Why are the water pipes broken and the toilet blocked? Bad tennants? I know plumbers who attend these ‘remote communities’ and generally its the tennants who have damaged the properties. If this the case why should the tax payer continue to fund repairs to damage done without consequences for those causing the problems.
Send the kids to school, it will stop them getting bored and up to mischief (kids will be kids). This SRA sounds pretty good to me. Makes communities take some responsibility for improving their lifestyle. I’m sure its not perfect by a long shot, but we’ve got to try something different as the current ‘solutions’ just dont seem to be working.

Hmmm. But you can’t play the blame game in this. You have to identify what is a sustainable, lasting solution. To take the example given, why should the kids in this situation suffer? Isn’t it perpetuating it for the next generation? If facilities are being damaged by the tenants, why is that, and how can it be stopped?

Have the SRAs been trialled yet? Do they actually work in the real world? Their success or failure has to be measured in how living conditions improve, not by whether or not the government can wash its hands of responsibility.

The blame game is also a vicious circle/catch 22. More consultation with the community and Government need to happen for effective solutions to be implemented, though this has never been this government’s first priority.

It’s a travesty that this issue isn’t highlighted more – if most “normal” Australians saw the squalor in which some communities live in you’d swear that you are looking at third world footage.

I too read this article and it did make me think. After reading other peoples comments, my mind drifts back to what I wondered years ago. That is whether our concept of a house, kitchen, living, bathroom, bedrooms is the best model. Bad tennants is something easy for us to understand. Appropriate housing is a bit harder.

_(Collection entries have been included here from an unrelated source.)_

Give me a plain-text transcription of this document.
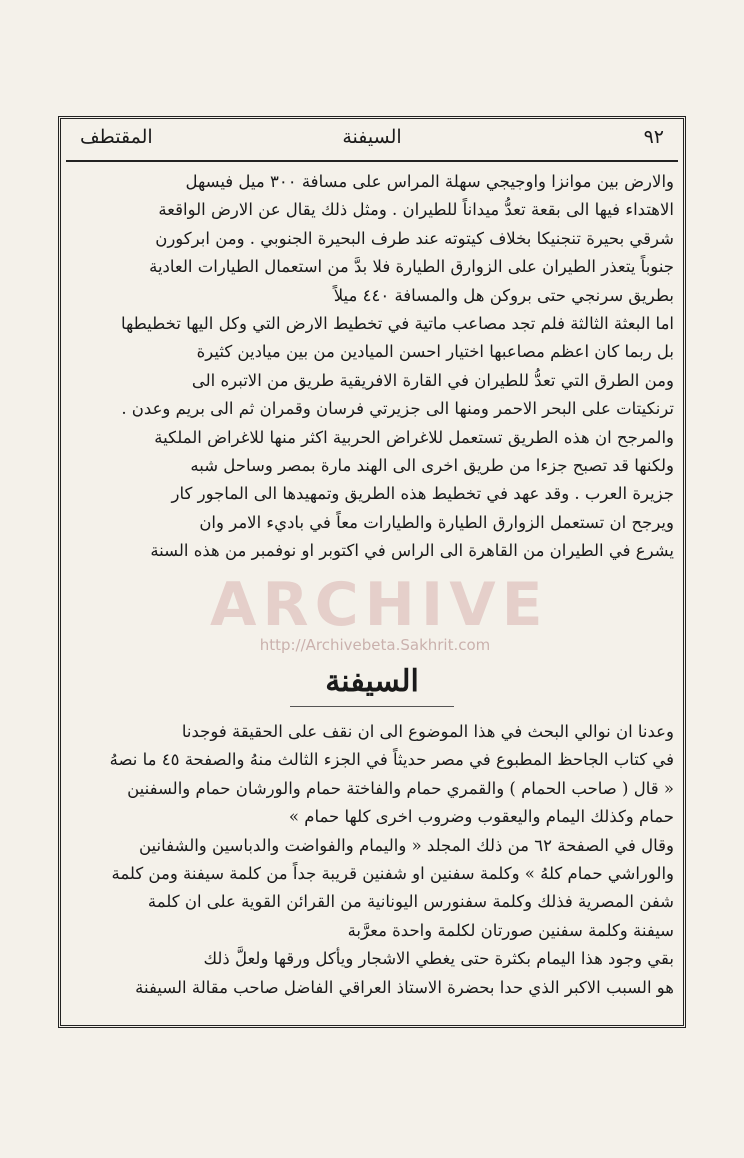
٩٢
السيفنة
المقتطف
والارض بين موانزا واوجيجي سهلة المراس على مسافة ٣٠٠ ميل فيسهل
الاهتداء فيها الى بقعة تعدُّ ميداناً للطيران . ومثل ذلك يقال عن الارض الواقعة
شرقي بحيرة تنجنيكا بخلاف كيتوته عند طرف البحيرة الجنوبي . ومن ابركورن
جنوباً يتعذر الطيران على الزوارق الطيارة فلا بدَّ من استعمال الطيارات العادية
بطريق سرنجي حتى بروكن هل والمسافة ٤٤٠ ميلاً
اما البعثة الثالثة فلم تجد مصاعب ماتية في تخطيط الارض التي وكل اليها تخطيطها
بل ربما كان اعظم مصاعبها اختيار احسن الميادين من بين ميادين كثيرة
ومن الطرق التي تعدُّ للطيران في القارة الافريقية طريق من الاتبره الى
ترنكيتات على البحر الاحمر ومنها الى جزيرتي فرسان وقمران ثم الى بريم وعدن .
والمرجح ان هذه الطريق تستعمل للاغراض الحربية اكثر منها للاغراض الملكية
ولكنها قد تصبح جزءا من طريق اخرى الى الهند مارة بمصر وساحل شبه
جزيرة العرب . وقد عهد في تخطيط هذه الطريق وتمهيدها الى الماجور كار
ويرجح ان تستعمل الزوارق الطيارة والطيارات معاً في باديء الامر وان
يشرع في الطيران من القاهرة الى الراس في اكتوبر او نوفمبر من هذه السنة
ARCHIVE
http://Archivebeta.Sakhrit.com
السيفنة
وعدنا ان نوالي البحث في هذا الموضوع الى ان نقف على الحقيقة فوجدنا
في كتاب الجاحظ المطبوع في مصر حديثاً في الجزء الثالث منهُ والصفحة ٤٥ ما نصهُ
« قال ( صاحب الحمام ) والقمري حمام والفاختة حمام والورشان حمام والسفنين
حمام وكذلك اليمام واليعقوب وضروب اخرى كلها حمام »
وقال في الصفحة ٦٢ من ذلك المجلد « واليمام والفواضت والدباسين والشفانين
والوراشي حمام كلهُ » وكلمة سفنين او شفنين قريبة جداً من كلمة سيفنة ومن كلمة
شفن المصرية فذلك وكلمة سفنورس اليونانية من القرائن القوية على ان كلمة
سيفنة وكلمة سفنين صورتان لكلمة واحدة معرَّبة
بقي وجود هذا اليمام بكثرة حتى يغطي الاشجار ويأكل ورقها ولعلَّ ذلك
هو السبب الاكبر الذي حدا بحضرة الاستاذ العراقي الفاضل صاحب مقالة السيفنة
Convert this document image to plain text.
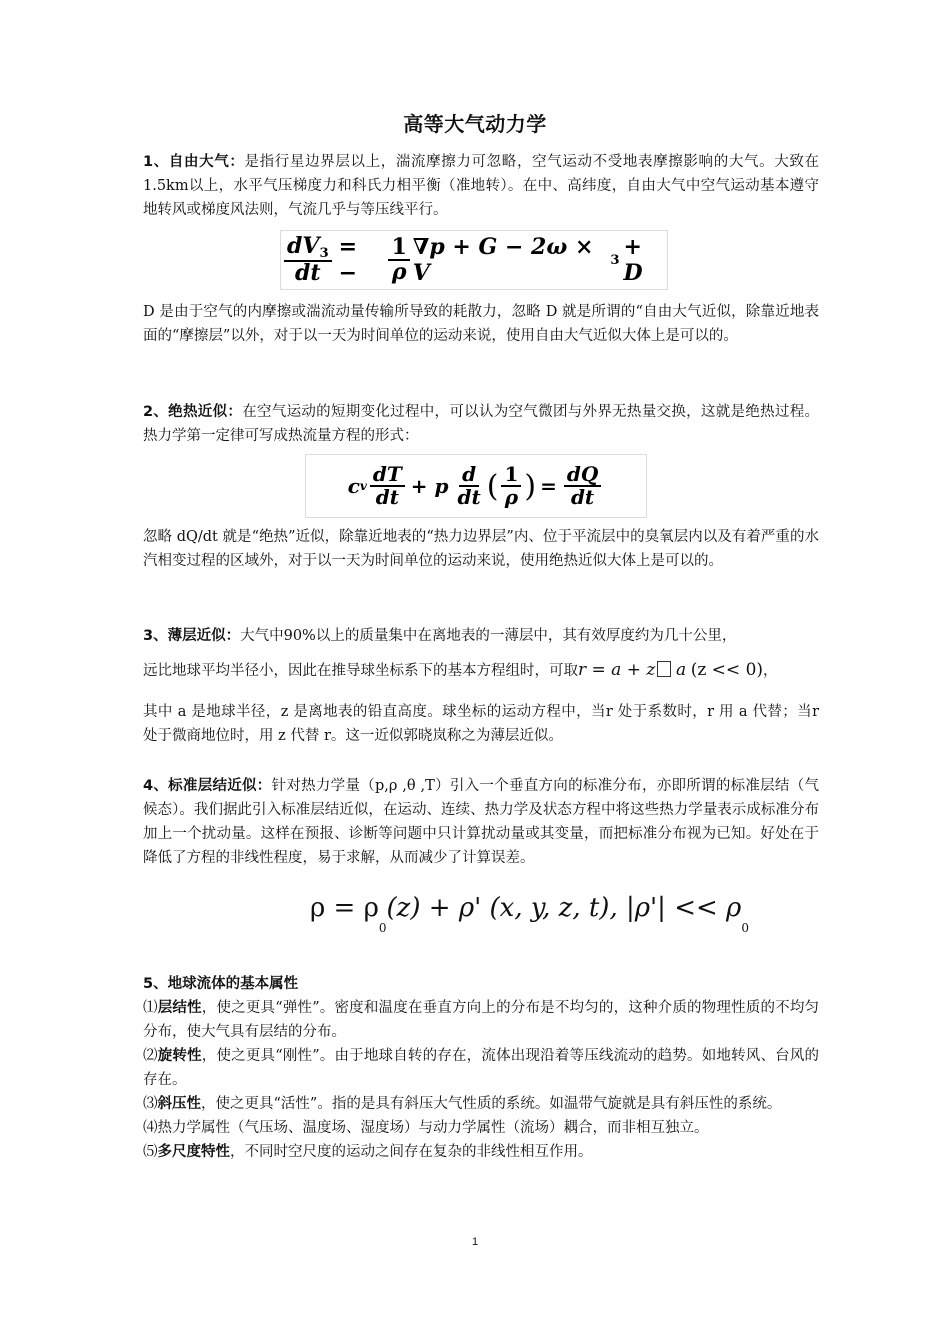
高等大气动力学
1、自由大气：是指行星边界层以上，湍流摩擦力可忽略，空气运动不受地表摩擦影响的大气。大致在1.5km以上，水平气压梯度力和科氏力相平衡（准地转）。在中、高纬度，自由大气中空气运动基本遵守地转风或梯度风法则，气流几乎与等压线平行。
$\frac{dV_3}{dt}$ = −	$\frac{1}{\rho} \nabla p + G - 2\omega \times V$	3 + D
D 是由于空气的内摩擦或湍流动量传输所导致的耗散力，忽略 D 就是所谓的“自由大气近似，除靠近地表面的“摩擦层”以外，对于以一天为时间单位的运动来说，使用自由大气近似大体上是可以的。
2、绝热近似：在空气运动的短期变化过程中，可以认为空气微团与外界无热量交换，这就是绝热过程。热力学第一定律可写成热流量方程的形式：
c v $\frac{dT}{dt} + p \frac{d}{dt}$ ( $\frac{1}{\rho}$ ) = $\frac{dQ}{dt}$
忽略 dQ/dt 就是“绝热”近似，除靠近地表的“热力边界层”内、位于平流层中的臭氧层内以及有着严重的水汽相变过程的区域外，对于以一天为时间单位的运动来说，使用绝热近似大体上是可以的。
3、薄层近似：大气中90%以上的质量集中在离地表的一薄层中，其有效厚度约为几十公里，
远比地球平均半径小，因此在推导球坐标系下的基本方程组时，可取r = a + z a (z << 0)，
其中 a 是地球半径，z 是离地表的铅直高度。球坐标的运动方程中，当r 处于系数时，r 用 a 代替；当r 处于微商地位时，用 z 代替 r。这一近似郭晓岚称之为薄层近似。
4、标准层结近似：针对热力学量（p,ρ ,θ ,T）引入一个垂直方向的标准分布，亦即所谓的标准层结（气候态）。我们据此引入标准层结近似，在运动、连续、热力学及状态方程中将这些热力学量表示成标准分布加上一个扰动量。这样在预报、诊断等问题中只计算扰动量或其变量，而把标准分布视为已知。好处在于降低了方程的非线性程度，易于求解，从而减少了计算误差。
$\rho = \rho_0(z) + \rho'$ (x, y, z, t), $|\rho'| << \rho_0$
5、地球流体的基本属性
⑴层结性，使之更具“弹性”。密度和温度在垂直方向上的分布是不均匀的，这种介质的物理性质的不均匀分布，使大气具有层结的分布。
⑵旋转性，使之更具“刚性”。由于地球自转的存在，流体出现沿着等压线流动的趋势。如地转风、台风的存在。
⑶斜压性，使之更具“活性”。指的是具有斜压大气性质的系统。如温带气旋就是具有斜压性的系统。
⑷热力学属性（气压场、温度场、湿度场）与动力学属性（流场）耦合，而非相互独立。
⑸多尺度特性，不同时空尺度的运动之间存在复杂的非线性相互作用。
1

In Canada the way we deal with this (and although it is said to be better than australia we still get shit on for it) is our natives live on reserves, where they receive free houseing, free electricity, free just about everything, with enough money coming in every month to feed and close them and each child gets an allowance of $100 a month for spending money.

This is in a reserve where the chief is not corrupt. Sometimes their people live in tar shacks while the chief keeps all the money to himself and the council and does not distribute it to the people. When election time comes around he will give each one of them $200 to shut them up for another term.

We are now looking at self governing, so that they have to take care of the money they are given and sort their own problems out.

The problem isn’t in the government or the funding it’s in delivering the resources where they are needed and this is what the SRA’s are trying to address. There can be no paternalistic “white government” solution to a black problem, it is the communities that have to improve things for themselves with help (financial, legislative & infrastructal) from these governments. What we have done in the past hasn’t worked, the description of the living conditions at the start of this discussion tells us that. We need to do something different and the SRA’s are a step down a new path, one that will hopefully help deliver some genuine improvements. Time will, as always, tell.